On Tue, Feb 4, 2014 at 4:45 PM, goi cto <go...@gmail.com> wrote:

> Hi,
> I am a newbie with spark and scala and trying to get around.
> I am looking for resources to learn more (if possible, by example) on how
> to program with map & reduce functions.
> Any good recommendations?
> (I did the getting started guides on the site but still don't feel
> comfortable with that)...
>
> --
> Eran | CTO
>



-- 
Thanks
Best Regards

Re: Looking for resources on Map\Reduce concepts

Posted by Ognen Duzlevski <og...@nengoiksvelzud.com>.

Eran,

How much do you know in general about Map/Reduce? Do you know anything? 
If not, this is a VERY nice explanation of what MR is about at a very 
high conceptual level: 
http://ksat.me/map-reduce-a-really-simple-introduction-kloudo/

However, going from the above link to implementing something 
semi-complicated on Spark is a long journey ;)

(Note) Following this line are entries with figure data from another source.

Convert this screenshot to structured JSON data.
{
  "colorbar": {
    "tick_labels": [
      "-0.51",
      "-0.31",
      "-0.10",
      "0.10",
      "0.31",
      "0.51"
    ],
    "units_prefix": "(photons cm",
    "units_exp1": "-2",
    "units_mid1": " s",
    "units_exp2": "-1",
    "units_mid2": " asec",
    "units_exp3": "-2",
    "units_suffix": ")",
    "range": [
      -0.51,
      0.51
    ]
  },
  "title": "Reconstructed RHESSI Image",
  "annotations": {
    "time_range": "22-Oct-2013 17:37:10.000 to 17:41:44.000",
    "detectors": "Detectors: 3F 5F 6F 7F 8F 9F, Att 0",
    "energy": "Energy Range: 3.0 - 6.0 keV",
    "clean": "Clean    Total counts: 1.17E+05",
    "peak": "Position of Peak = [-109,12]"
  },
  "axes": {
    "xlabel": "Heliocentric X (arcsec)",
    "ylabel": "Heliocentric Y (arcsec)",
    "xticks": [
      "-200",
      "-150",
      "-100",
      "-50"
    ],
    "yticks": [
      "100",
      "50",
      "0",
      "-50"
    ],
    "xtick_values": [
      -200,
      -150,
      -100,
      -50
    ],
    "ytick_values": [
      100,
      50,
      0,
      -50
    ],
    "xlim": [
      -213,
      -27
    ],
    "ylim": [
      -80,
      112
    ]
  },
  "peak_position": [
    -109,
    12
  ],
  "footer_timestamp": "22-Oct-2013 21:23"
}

I do not know any Hadoop but I have a sneaky suspicion that most of the 
Spark primitives are mirror copies of how Hadoop does these things. 
Figuring out what to use when and why will be your biggest challenge. 
People will tell you to look at the Word Count example (like they 
already have) and that's nice, but that's the tip of the iceberg. To 
make Spark really useful and appealing to the broader audiences, it 
should have a set of documents describing how to do the whole 
"map/reduce thing" with its own primitives.

Good luck,
Ognen

On 2/4/14, 5:15 AM, goi cto wrote:
> Hi,
> I am a newbie with spark and scala and trying to get around.
> I am looking for resources to learn more (if possible, by example) on 
> how to program with map & reduce functions.
> Any good recommendations?
> (I did the getting started guides on the site but still don't feel 
> comfortable with that)...
>
> -- 
> Eran | CTO